Thursday, June 01, 2006
As I prepared to do Mom's Cancer, I put a lot of thought into what the characters would look like. Making them exact likenesses of my family was not my top priority, which is one reason Editor Charlie and I decided not to publish a photo in the book: as cartoon characters, we're abstract stand-ins for the reader rather than concrete, specific people. Also, we didn't want to pull readers out of the story by giving them a reason to flip back and forth comparing the drawings with reality. But for today's purposes, here's a side-by-side:
Mom’s Cancer took more than a year to draw and I wanted my characters to be recognizable and consistent from the beginning of the story to the end. I sat down beforehand to make sure I understood the fundamental shapes underlying my characters, could move them around in space and make them work from every angle, etc. I didn't spend a lot of time on it and wasn’t trying to accomplish anything more profound than come up with characters who could do everything I wanted and express every emotion I needed, and that I could stand to draw over and over again.
Mostly, I tried to apply some basic cartooning principles to help the reader subconsciously know my characters before they opened their mouths. In Mom’s Cancer, the characters of Nurse Sis and I are in our forties while Kid Sis is about thirty. Nurse Sis and I therefore have stockier necks, rounder faces, thicker body shapes, and more often than not a bag under an eye. Nurse Sis is a take-charge person who leans forward and leads. My character is more passive and reflective, leaning back. In contrast, Kid Sis is more angular and attractive, with a thinner neck, smaller nose, bigger smile, and better posture.
Of all my characters, Mom is the one that looks least like her real-world counterpart. The Mom character is in her sixties, sick, and tired. Both her head and body are pear-shaped, her posture is poor. Gravity is dragging her down. She has no neck, her eyes are baggy. When she had hair, I drew it with a lot of waves and points that would contrast with her smooth bald head later. Her striped shirt gave me something graphically interesting to play with that stood out against both white and black backgrounds, while her black pants were a negative space I knew I could use effectively once in a while. I was much less interested in creating a character who looked like my mother than one who could help me tell the story.

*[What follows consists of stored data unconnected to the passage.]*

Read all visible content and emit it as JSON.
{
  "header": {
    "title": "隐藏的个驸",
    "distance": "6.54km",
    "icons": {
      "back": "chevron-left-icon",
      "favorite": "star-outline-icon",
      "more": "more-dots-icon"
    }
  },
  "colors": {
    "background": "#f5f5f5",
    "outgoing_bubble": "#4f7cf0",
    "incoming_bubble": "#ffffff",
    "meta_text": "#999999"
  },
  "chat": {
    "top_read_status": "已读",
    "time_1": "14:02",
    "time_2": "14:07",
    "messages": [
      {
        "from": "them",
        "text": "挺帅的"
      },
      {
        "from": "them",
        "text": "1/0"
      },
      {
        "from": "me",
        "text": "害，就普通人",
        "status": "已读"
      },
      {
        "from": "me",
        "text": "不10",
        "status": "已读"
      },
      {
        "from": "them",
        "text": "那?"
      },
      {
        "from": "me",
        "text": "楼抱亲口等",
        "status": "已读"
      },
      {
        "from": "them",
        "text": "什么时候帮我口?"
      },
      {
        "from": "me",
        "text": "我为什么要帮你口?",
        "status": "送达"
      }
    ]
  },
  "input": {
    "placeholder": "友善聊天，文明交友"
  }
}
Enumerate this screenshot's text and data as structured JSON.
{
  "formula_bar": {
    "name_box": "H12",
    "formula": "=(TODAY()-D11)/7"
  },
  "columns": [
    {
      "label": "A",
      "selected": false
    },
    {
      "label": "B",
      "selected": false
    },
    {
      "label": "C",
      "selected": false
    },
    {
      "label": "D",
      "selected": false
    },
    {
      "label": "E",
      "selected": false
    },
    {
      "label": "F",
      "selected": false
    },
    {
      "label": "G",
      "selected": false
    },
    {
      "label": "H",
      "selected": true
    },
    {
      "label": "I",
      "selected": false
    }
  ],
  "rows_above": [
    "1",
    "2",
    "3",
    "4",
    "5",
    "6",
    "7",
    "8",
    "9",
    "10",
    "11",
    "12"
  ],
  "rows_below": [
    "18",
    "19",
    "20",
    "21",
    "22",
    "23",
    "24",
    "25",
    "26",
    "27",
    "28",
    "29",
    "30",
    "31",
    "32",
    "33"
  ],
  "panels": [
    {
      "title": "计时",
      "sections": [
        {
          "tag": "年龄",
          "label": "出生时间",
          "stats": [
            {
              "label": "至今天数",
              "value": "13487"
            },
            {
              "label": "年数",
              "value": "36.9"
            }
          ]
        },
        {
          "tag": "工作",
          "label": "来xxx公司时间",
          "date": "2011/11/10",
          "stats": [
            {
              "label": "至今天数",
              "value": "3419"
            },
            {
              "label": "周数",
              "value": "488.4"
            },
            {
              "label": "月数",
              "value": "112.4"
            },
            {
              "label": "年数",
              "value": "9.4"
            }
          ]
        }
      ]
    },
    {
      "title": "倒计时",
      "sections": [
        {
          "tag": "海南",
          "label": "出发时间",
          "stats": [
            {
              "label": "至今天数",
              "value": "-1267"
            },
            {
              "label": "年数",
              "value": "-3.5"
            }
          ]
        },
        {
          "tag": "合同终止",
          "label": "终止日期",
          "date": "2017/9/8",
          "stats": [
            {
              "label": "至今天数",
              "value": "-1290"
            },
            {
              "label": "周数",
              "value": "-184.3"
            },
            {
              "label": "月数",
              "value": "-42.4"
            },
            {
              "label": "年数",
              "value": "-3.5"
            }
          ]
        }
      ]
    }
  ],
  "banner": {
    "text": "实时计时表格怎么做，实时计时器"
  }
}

Despite my initial groundwork, I found that the look of my characters gradually evolved over the course of drawing them dozens of times over several months. That's pretty common for comics characters: Snoopy changed a lot between 1955 and 1995. I actually had to go back and redraw Mom in particular as she became quite unrecognizable. The “Moms” in about the first 20 pages of my book are all paste-up corrections inserted much later because the way I drew her character changed as I grew more comfortable with it and demanded more of it.
Mom's evolution, pre- and post-paste-up.
I consider that design evolution an interesting failure on my part. If I had put a little more thought into what I expected of the character at the start, I might have been able to design her to hold up better in the long run.
And though I wasn't necessarily aiming for photorealistic accuracy, at least I was honest about my gray hair.